Just to add to the answers from KurtE and defragster, you can't necessarily update your TFT display as frequently as you get new data interrupts.

Take a look at library FreqMeasureMulti. This library does something similar to what you are doing in your ISR, but instead of using micros() and computing the delta time yourself, it uses the input capture capability in the hardware timers to do that for you.

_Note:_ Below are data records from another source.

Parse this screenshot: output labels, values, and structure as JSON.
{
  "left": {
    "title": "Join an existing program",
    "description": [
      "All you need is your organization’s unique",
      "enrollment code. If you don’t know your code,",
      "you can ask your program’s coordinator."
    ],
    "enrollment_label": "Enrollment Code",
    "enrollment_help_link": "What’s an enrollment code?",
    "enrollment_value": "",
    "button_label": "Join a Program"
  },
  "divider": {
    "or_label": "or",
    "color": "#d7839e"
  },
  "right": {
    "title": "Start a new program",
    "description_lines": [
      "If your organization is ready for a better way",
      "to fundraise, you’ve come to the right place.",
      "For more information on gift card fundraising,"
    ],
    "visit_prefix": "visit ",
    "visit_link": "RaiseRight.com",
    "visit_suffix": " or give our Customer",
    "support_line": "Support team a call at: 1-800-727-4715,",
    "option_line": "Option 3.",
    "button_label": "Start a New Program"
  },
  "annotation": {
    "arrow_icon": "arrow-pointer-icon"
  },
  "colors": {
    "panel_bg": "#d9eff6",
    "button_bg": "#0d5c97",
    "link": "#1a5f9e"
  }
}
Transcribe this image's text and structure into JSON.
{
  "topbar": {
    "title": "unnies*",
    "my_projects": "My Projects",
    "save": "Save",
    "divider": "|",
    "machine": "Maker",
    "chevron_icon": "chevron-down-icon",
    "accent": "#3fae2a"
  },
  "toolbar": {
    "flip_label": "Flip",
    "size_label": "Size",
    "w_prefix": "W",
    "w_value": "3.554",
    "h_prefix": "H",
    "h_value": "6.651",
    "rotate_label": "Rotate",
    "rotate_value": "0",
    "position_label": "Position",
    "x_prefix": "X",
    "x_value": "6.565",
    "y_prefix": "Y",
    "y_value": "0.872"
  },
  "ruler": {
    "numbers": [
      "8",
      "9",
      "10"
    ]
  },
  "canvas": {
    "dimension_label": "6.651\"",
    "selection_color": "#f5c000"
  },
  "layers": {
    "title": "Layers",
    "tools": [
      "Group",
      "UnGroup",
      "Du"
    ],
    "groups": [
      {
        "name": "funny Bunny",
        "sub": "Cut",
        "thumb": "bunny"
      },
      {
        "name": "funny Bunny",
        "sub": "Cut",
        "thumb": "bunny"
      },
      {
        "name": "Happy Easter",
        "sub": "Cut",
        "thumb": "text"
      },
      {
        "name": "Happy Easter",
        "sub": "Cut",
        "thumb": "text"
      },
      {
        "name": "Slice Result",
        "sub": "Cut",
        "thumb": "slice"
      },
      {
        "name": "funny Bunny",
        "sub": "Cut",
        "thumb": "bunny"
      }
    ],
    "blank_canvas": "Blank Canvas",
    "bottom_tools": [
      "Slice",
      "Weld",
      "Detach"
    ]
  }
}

Each time an interrupt occurs, the signal period (delta time) is computed and written to a FIFO. That way, if your loop() can't keep up with the data interrupt rate, it can read/process as many readings are in the FIFO on each execution of loop.

If you use FreqMeasureMulti(), you could change your loop() so it does something like this:

- every 100 ms
- read however many period measurements are in the FIFO
- compute the average
- use that value when updating the display

This is just one possibility, but it's the kind of thing you can do when you have a variable input data rate.
 
Agree, using FreqMeasureMulti is by far the best way, as it uses timer hardware captures a timestamp at the moment the pulse happens, regardless of interrupt latency.

But if you do end up with a situation where some interrupt is highly sensitive to response latency, and you can't use something like FreqMeasureMulti to make it not so sensitive, you can try to use interrupt priority levels.

Every interrupt can have a priority between 0 to 255, where lower numbers mean higher priority. But the hardware implements nesting only 16 levels, so 0 to 15 are all the same (highest possible priority), 16 to 31 are identical, etc. By default, most interrupts are configured to 128. Some interrupt like audio DSP are at a lower priority, and others like the timer which keeps Arduino timing functions like millis() are higher priority.